Heatmaps are widely used in various fields, including biology, finance, and marketing. In biology, for example, heatmaps can be used to display gene expression data, where different colors indicate the level of expression of various genes across different conditions or samples. In finance, heatmaps can help visualize stock market data, showing the performance of different stocks or sectors over time. In marketing, heatmaps are often used to analyze website user behavior, highlighting areas of a webpage that receive the most attention from visitors.

Creating a heatmap involves several steps, starting with data collection and preparation. The data must be organized into a matrix format, where each cell represents a specific value. Next, a color gradient is chosen to represent the range of values in the data.
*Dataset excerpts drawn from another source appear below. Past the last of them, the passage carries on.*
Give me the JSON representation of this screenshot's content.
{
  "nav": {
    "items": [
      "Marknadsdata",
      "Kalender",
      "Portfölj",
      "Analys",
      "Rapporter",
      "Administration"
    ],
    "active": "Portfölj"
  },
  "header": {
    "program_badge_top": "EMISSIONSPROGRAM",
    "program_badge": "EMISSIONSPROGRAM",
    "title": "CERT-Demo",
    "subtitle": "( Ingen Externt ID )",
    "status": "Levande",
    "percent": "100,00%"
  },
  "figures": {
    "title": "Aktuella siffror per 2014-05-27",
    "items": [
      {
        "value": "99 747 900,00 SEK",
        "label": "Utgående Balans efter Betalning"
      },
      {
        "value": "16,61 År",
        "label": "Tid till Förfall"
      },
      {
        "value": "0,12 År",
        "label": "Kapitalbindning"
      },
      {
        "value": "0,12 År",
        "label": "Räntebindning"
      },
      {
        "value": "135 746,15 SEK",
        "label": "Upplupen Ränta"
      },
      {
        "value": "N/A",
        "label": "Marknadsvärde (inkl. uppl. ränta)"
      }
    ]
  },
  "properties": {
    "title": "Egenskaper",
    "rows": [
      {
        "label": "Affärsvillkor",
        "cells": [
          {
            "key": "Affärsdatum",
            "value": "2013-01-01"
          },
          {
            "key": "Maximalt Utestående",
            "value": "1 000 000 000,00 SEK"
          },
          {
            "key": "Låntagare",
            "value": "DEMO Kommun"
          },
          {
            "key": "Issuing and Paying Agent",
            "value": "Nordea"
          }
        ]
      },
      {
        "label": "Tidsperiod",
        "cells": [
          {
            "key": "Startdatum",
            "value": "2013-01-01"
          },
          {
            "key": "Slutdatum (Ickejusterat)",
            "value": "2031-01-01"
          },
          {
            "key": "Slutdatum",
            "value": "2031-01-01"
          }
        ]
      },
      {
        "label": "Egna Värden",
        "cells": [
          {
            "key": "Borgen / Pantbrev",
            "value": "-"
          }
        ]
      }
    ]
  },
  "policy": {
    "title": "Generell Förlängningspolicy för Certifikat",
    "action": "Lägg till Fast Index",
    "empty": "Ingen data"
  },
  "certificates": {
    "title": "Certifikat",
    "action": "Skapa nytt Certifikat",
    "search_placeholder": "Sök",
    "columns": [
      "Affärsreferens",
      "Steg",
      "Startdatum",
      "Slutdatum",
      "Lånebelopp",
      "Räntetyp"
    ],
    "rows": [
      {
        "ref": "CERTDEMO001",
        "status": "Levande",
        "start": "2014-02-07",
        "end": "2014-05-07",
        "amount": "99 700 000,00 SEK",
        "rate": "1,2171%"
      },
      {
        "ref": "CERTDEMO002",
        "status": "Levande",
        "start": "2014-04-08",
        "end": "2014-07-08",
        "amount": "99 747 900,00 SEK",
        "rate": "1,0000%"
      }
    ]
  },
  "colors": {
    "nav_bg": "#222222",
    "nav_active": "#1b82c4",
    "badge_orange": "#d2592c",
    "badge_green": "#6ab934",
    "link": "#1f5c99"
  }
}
The heatmap is then generated by mapping each value in the matrix to a corresponding color in the gradient. This process can be done using various software tools and programming languages, such as Excel, R, Python, and specialized data visualization software such as EspressChart.

Overall, heatmaps are a powerful tool for data analysis and presentation. They provide a clear and intuitive way to visualize complex data sets, making it easier to identify important patterns and insights. Whether you are a researcher, analyst, or marketer, understanding how to create and interpret heatmaps can greatly enhance your ability to make data-driven decisions.

The following is an example of a heatmap created with EspressChart.

In addition to just plotting (X,Y. value) straight from the input data, there is a correlation option that you can apply to the data. As such, you can easily visualize the correlation coefficients between pairs of columns from the data source, i.e. each entry in the matrix is the correlation coefficient between the corresponding columns on the X axis and the Y axis. Below is an example. In this example, the columns along the X axis are the same as those along the Y axis. But they do not have to be the same.

Data mapping of heatmap without applying the correlation function is straightforward.

Data mapping of heatmap with correlation function applied Note that the “Correlation Coefficient” checkbox is checked, and the X-axis and Y-axis show all the available numeric columns in the data source. You can select multiple columns in each of the axes.

In our earlier example, we selected all the columns for the X axis and all the columns for the Y axis. But you can choose different columns for each axis.

Conclusion

To build a good machine learning model, the machine learning engineer or data scientist needs to perform feature engineering based on the the distribution of data, trends and correlation among features in the data. EspressChart supports the most popular chart types that allow the user to achieve the goal.